Triptolemos is barely mentioned in the Homeric Hymn to Demeter as one of several Eleusinian noblemen. Apollodorus is credited with saying that Triptolemos was one of the eldest Eleusinian princes, and that Demeter gave him a chariot drawn by dragons to help him spread the secrets of agriculture. The story was picked up by others. Eubouleus is not mentioned in the original Homeric Hymn to Demeter at all, but is found in later sources. The story goes that he was a herdsman tending his herd of swine when Haides came to kidnap Persephone. When the earth opened up, his herd was lost as the pigs fell into the chasm. This myth likely came about to explain why pigs were sacrificed to Demeter. Diodorus of Sicily actually said the Euboulos was a son of Demeter, perhaps meant symbolically. According to some, Demeter and Her mortal lover Iasion, when they lay together in a thrice-plowed field, She bore the Ploutos, the demi-God of agricultural wealth. This is pretty interesting, considering Plouton was another name of Haides. Also fathered by Iasion is Philometes-Bootes, the inventor of the wagon and plough. So although Persephone may be Demeter’s most beloved child, She had many children, most of them agricultural heroes and demi-Gods.
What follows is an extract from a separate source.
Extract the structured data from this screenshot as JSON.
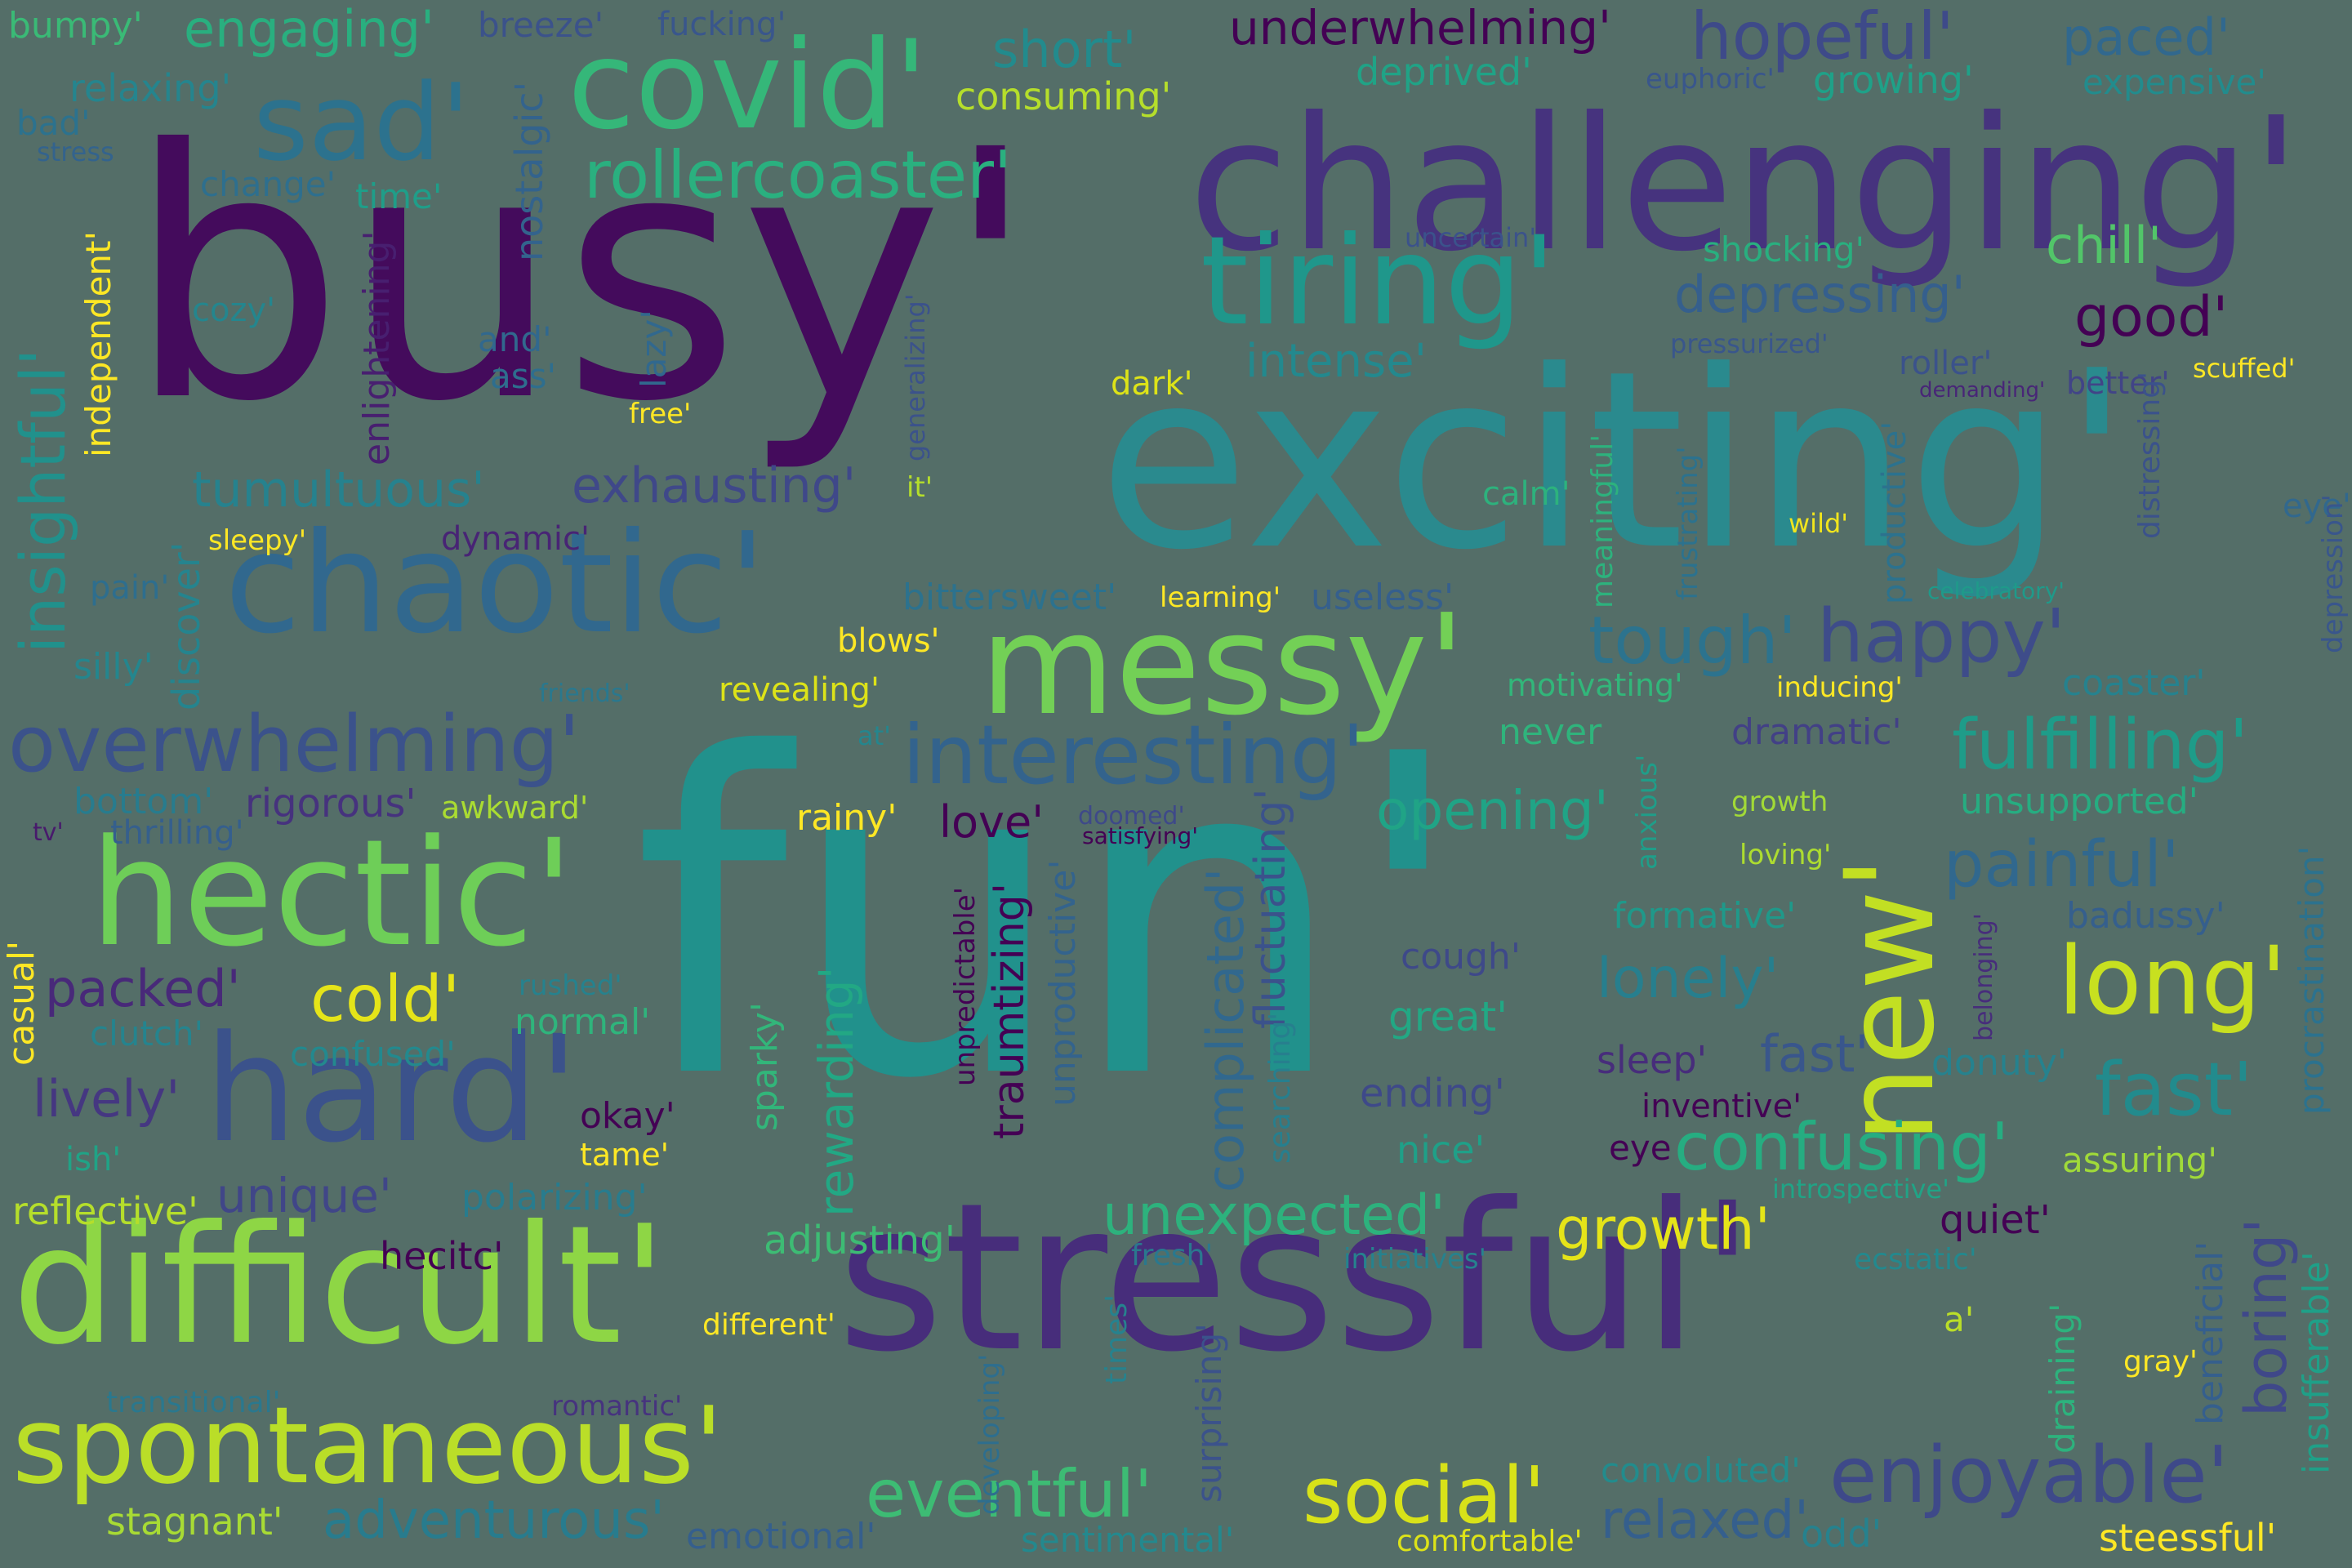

Demeter and Persephone, having defeated death and returned from the Underworld, offer hope of a better future. The Greeks believed that those initiated into the Mysteries had a better fate in the afterlife, bound for a more joyous place than gloomy Haides. This no doubt did much to spread the popularity of the Mysteries.
Aristophanes in The Frogs introduces a chorus of mystae in the scene which is laid in the underworld. …. The mystae dance and revel in a meadow strewn with flowers. This conviction of a happier lot in the Underworld, which filled the minds of the initiated, sprang from ancient roots, the world-wide idea that the other life is a repetition of this life. The idea is found, for example, in the eleventh book of the Odyssey, which describes Odysseus’ visit to the underworld. The simple fact is that the initiated believed that they would continue to celebrate the Mysteries in the underworld, as Aristophanes and Euripides show them doing. Since the Mysteries were the most edifying event they knew of, such a conception of a future state formed the brightest possible contrast to the dark and gloomy Hades in which the Greeks believed.The most obvious interpretation of the myth of Demeter is one of seasonal change and of the harvest, with Persephone representing the seeds of the earth, which were stored in underground silos during the scorching summer months.